13 May 2010

It is sometimes amazing to me how new upstarts morph into their own arch enemies. Case in point is Vonage. For years I used to have Vonage service at home as a backup phone service. I was on a 500 minute plan for $14.99+taxes. This was a great plan for me as I didn’t use the phone much. However at some point they decided that was too little money and they hiked up the price to $16.99 (something like that). It may seem like a small difference but I figured I may be better of elsewhere. I ended up switching to Galaxy Voice which I am using to this day since they had more flexible calling plans.

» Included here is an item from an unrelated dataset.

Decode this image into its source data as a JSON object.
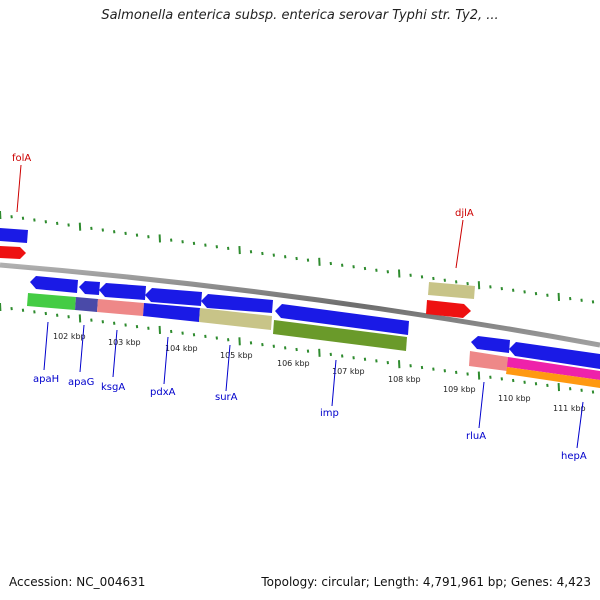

We recently expanded our office space and we needed a phone line added to a conference room. Since I had my old Vonage adapter at home I figured I would bring it and we’d use it. I thought it would be as easy as going to Vonage’s web site, supplying the phone adapter ID and my credit card number and I would be set. It wasn’t so. After entering the phone ID I got this message

The MAC address you entered is associated with an existing Vonage account. Please call our Customer Care department at 1-866-293-5676 for immediate assistance.

I called the number and spoke to someone in Customer service. This took about 20 minutes while the person kept re-asking for the same data and concluded that they couldn’t help me and that I would have to talk to tech support. Tech support guy was equally unhelpful. Basically I could not activate a device that was ever used before since the system “knew” about it. Talk about having a piece of useless technological trash. At that point I was sufficiently frustrated to end the call. I tweeted about my experience and a day later I was contacted by Vonage’s Twitter team about having someone at customer service contact me. I thought I’d give it a go. I got a call and this experience was not a whole lot better than the previous ones. Person kept asking me for my personal information including name, billing address, what was the credit card number I used for paying bills and the e-mail address I used. Since this was more than a year ago and I have dozens of e-mail addresses I said I couldn’t remember. At that point I ended the call since I was sufficiently frustrated. I was willing to give these people money yet they were making me jump through all this hoops. I don’t get it.

It occurred to me later that this was very similar to experiences that I had with a local phone company when I would move and I would have to get through all these bureaucratic hoops to make sure all my features stayed the same after I moved.